How Real-World Evidence Can Support Clinical Pharmaceutical Manufacturing

This blog is part two in a series exploring the use of real-world evidence to produce meaningful insights in clinical pharma. 

Pharmaceutical manufacturers do more than just produce medications that line pharmacy and hospital shelves: they also need to closely observe and respond to market conditions, changing clinical guidelines, and safety regulations, to ensure that they’re constantly keeping up with patient needs and requirements. 

In order to be agile and fully responsive to these diverse factors, manufacturers can utilize real-world evidence (RWE) – which unlocks valuable insights into patient healthcare including the utilization and outcomes related to a treatment. This blog explores the uses of RWE throughout the clinical pharmaceutical manufacturing continuum, and discusses how it can support decision-making.

The role of manufacturing in the drug development process

Clinical pharmaceutical manufacturers, the companies that develop and manufacture prescription drugs, are responsible for producing medications throughout their entire lifecycle, with crucial differences at each stage. During initial research and development stages, they produce small quantities for testing with a high degree of flexibility. Once a drug candidate reaches clinical trials, they manufacture investigational medicinal products, adhering to strict regulatory guidelines and scaling production for larger populations. Post-regulatory approval, they upscale production for commercial manufacturing, optimizing processes for efficiency and quality while ensuring compliance. Throughout a drug’s lifecycle, manufacturers continue to produce variations based on the drug’s safety profile, market demands, or evolving clinical guidelines.

How do clinical pharmaceutical manufacturers use real world evidence? 

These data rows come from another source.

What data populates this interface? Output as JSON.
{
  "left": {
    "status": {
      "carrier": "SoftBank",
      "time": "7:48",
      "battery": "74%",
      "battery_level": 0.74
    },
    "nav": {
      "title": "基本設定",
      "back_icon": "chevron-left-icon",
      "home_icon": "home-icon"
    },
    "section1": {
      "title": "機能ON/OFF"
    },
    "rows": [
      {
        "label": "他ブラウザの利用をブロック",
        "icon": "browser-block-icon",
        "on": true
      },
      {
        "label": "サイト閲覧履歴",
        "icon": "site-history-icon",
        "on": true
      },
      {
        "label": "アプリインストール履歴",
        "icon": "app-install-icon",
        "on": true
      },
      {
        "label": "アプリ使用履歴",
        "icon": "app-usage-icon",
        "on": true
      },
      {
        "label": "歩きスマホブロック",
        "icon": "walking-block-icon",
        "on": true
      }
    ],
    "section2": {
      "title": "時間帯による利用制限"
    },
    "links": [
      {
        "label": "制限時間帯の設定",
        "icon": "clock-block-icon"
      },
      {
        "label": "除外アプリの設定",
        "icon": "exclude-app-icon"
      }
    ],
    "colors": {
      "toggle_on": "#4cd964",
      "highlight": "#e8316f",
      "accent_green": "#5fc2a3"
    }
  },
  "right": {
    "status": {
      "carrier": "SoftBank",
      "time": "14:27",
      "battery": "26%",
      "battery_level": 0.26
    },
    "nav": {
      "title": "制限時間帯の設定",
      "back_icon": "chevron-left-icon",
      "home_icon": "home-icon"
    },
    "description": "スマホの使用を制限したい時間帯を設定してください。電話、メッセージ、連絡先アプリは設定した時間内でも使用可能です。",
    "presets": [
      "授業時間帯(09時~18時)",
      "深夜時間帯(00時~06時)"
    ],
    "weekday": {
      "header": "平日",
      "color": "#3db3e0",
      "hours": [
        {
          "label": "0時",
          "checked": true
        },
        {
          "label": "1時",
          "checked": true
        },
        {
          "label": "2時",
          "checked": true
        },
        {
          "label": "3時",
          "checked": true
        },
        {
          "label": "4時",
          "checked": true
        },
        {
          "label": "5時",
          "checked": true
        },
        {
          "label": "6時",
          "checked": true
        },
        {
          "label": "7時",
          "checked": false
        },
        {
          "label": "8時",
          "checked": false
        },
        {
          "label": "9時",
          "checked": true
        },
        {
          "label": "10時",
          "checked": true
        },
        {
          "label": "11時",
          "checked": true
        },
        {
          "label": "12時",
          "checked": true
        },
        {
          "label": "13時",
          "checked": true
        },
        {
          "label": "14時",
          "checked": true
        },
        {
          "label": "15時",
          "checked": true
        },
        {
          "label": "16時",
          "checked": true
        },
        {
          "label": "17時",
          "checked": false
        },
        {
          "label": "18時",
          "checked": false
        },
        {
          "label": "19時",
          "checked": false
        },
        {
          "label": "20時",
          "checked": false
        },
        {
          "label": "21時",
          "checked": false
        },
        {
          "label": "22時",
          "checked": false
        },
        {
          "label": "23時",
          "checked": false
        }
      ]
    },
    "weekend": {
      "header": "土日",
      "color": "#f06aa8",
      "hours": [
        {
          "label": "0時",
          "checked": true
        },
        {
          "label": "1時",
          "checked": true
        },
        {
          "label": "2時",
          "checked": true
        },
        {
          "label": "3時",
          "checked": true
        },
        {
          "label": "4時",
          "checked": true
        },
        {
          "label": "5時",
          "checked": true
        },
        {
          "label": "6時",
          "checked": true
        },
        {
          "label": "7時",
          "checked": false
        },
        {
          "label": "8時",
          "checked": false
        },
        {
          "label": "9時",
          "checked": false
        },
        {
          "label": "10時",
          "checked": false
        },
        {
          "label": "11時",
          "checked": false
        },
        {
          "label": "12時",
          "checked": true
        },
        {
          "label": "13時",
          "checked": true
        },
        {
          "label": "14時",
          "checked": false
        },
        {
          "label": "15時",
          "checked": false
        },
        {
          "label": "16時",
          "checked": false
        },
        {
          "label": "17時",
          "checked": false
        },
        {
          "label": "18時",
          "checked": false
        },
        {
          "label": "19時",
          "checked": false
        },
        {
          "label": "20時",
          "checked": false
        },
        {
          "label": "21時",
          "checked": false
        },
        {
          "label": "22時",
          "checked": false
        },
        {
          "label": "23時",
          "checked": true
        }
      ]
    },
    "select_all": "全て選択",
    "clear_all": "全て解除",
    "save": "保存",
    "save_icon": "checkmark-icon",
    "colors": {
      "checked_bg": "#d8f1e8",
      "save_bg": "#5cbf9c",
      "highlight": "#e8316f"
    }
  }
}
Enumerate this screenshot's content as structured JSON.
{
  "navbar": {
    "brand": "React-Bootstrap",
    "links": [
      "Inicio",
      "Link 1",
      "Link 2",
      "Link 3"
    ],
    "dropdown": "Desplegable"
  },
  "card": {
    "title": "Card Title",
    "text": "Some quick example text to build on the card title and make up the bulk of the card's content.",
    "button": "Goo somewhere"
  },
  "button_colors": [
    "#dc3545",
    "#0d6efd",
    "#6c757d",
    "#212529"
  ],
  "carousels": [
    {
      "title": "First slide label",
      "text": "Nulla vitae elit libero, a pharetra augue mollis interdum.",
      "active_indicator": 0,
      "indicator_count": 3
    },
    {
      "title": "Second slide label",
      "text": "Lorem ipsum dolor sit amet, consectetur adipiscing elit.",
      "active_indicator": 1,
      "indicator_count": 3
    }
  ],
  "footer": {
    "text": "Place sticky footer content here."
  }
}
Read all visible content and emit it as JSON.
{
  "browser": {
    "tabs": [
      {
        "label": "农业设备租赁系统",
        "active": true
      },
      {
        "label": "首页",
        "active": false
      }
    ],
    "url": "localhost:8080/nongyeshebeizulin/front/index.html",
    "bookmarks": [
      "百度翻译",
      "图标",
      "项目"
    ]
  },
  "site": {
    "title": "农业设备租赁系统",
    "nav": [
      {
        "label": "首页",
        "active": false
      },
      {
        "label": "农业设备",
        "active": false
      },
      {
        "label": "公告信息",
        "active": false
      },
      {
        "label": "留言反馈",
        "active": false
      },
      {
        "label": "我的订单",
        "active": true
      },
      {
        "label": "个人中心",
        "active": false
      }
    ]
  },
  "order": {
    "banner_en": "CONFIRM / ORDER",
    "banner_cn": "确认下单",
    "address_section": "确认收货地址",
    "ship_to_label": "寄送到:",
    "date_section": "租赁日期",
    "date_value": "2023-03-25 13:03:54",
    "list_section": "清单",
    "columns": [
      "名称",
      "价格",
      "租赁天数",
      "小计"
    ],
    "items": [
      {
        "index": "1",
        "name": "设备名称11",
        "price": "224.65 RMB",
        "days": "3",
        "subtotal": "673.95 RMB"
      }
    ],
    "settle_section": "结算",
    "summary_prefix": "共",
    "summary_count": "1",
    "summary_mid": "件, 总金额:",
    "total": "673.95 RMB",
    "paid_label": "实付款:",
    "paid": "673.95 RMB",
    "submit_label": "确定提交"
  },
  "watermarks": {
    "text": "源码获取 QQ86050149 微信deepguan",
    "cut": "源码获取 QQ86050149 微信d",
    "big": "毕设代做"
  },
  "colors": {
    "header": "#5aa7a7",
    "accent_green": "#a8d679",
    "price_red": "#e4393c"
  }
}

Real-world evidence (RWE) can offer valuable insights throughout the entire pharmaceutical manufacturing process. RWE complements traditional clinical trial data and provides manufacturers with additional insights into the safety, effectiveness, and value of their medications in real-world settings. Here’s how RWE empowers these manufacturers:

  • Drug development and clinical trials: RWE can help manufacturers gain a deeper understanding of disease prevalence, diagnosis patterns, and treatment pathways in real-world clinical settings. This informs decisions about which diseases to target and how to design future medications. By analyzing how patients with a particular condition respond to existing treatments in real-world data, manufacturers can design more efficient and targeted clinical trials. This can involve optimizing trial size, eligibility criteria, and even identifying potential biomarkers to predict treatment response. This optimization includes assessing the viability of protocols based on factors such as the geographical distribution of trial sites, the expertise of investigators, and the accessibility of patients.
  • Supporting regulatory decisions: While not a replacement for randomized controlled trials, RWE is increasingly being recognized by regulatory agencies like the FDA as a synthetic control It can support applications for new drug indications or even initial approvals in certain cases
  • Post-approval activities: RWE allows manufacturers to continuously monitor the safety and effectiveness of their drugs once they’re on the market. This can identify rare side effects or long-term effects that might not be apparent in controlled clinical trials. Additionally, RWE can reveal how physicians are prescribing medications outside their approved labels (off-label use). This information can guide future research efforts and potential new drug label applications. Manufacturers can leverage RWE to assess the cost-effectiveness of their medications in real-world practice. This data is crucial for discussions with payers (health insurance companies) regarding pricing and reimbursement strategies.

The limitations of RWE

While RWE offers significant advantages in clinical pharmaceutical manufacturing, there are also important limitations to consider, particularly around data quality and the observational nature of RWE. Unlike data collected in meticulously controlled clinical trials, real-world data may lack the same level of robustness and standardization. Variability in data collection methodologies, patient populations, healthcare practices, and documentation standards can potentially lead to biases and inconsistencies. 

Furthermore, RWE primarily relies on observational data. While providing valuable insights into real-world treatment patterns and outcomes, it is extremely difficult to control for confounding variables, and therefore, to establish cause-and-effect relationships. For this reason, manufacturers should always complement RWE with data from random control trials to ensure  a more comprehensive understanding of the real-world impact of their interventions.

Incorporating real-world evidence into pharmaceutical manufacturing processes can enhance and streamline decision-making throughout the entire drug lifecycle, from research and development to post-approval activities.